Experiencing the Magic of Google’s RealLife AI Model

In a quiet research-paper drop with a deceptively simple name, Google Research and Cornell University have just released RealFill — a generative model that finally solves the photography problem we have all wanted to solve: "I have five so-so photos of the same scene. Make me one good one."
What is RealFill?
RealFill is an image inpainting and outpainting model that, given a handful of reference photos of a scene (different angles, lighting, occlusions), can extend or repair a target image while staying faithful to what the scene actually looks like — not what a diffusion model "thinks" it might look like.
That distinction matters. Most generative inpainting today is happy to invent plausible content. RealFill explicitly tries to recover the true content from the surrounding reference set.
How it works (the short version)
RealFill personalises a pre-trained diffusion model on the reference photos using a fine-tuning technique similar to DreamBooth. The personalised model then guides the inpainting pass so that completed regions match the actual scene's geometry, textures and palette — not the model's prior.
The "magic" moment
I ran it on a personal test case: three iPhone photos of my grandmother's old bookshelf taken from awkward angles, none of them framed well. Within five minutes RealFill produced a single straight-on shot of the entire shelf, with the right books in the right order, the right shadow falling across the third shelf, and the cracked spine of a 1962 Ghalib divan exactly where it was supposed to be. There is no model I have used before that gets the spine right.
Where it does well
- Architectural photography — extending a wall, completing a missing corner.
- Restoration — repairing damaged old photographs when you have multiple copies.
- Group portraits — replacing the one person who blinked from another frame.
Where it struggles
- Highly reflective surfaces — the model still hallucinates reflections.
- Moving subjects — water, hair, smoke confuse the geometric guidance.
- Reference sets smaller than three images — quality drops noticeably.
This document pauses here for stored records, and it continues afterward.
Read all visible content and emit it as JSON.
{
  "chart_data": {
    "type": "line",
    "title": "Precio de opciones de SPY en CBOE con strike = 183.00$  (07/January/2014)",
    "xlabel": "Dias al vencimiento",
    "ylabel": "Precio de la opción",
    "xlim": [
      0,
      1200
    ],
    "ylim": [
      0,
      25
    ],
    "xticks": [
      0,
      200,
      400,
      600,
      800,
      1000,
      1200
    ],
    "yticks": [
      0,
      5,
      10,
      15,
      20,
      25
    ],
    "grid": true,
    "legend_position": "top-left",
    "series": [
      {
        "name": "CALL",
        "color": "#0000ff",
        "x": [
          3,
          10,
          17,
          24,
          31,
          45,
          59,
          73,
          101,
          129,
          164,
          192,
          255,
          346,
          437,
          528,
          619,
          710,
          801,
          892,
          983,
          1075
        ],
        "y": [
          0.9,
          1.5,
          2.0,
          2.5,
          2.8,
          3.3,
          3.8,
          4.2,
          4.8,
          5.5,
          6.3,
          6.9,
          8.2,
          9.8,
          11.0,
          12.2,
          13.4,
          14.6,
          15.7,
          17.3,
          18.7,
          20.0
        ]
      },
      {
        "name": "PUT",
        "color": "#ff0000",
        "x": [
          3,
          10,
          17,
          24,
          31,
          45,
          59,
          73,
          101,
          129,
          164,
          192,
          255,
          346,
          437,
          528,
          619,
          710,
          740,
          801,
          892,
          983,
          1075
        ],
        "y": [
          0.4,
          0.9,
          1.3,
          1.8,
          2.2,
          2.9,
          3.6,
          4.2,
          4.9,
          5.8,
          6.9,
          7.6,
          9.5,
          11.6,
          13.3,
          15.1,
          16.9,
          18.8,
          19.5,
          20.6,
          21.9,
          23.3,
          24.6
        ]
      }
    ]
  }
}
Why this is more than a Photoshop feature
The interesting bit is not the inpainting — it is the personalisation. RealFill is the most readable example I have seen of a model that learns a tiny amount about a very specific subject and uses that knowledge to constrain its generative behaviour. Expect the same idea to spread into video, 3D and audio over the next year.
Try it
Code and weights are on GitHub under the Google Research repository. A consumer-grade GPU (≥16 GB VRAM) is enough to run inference. The fine-tuning step is slow but only has to be done once per scene.
It is rare to see a research artefact that genuinely surprises me. RealFill did. Try it on a single scene you care about and you will see what I mean.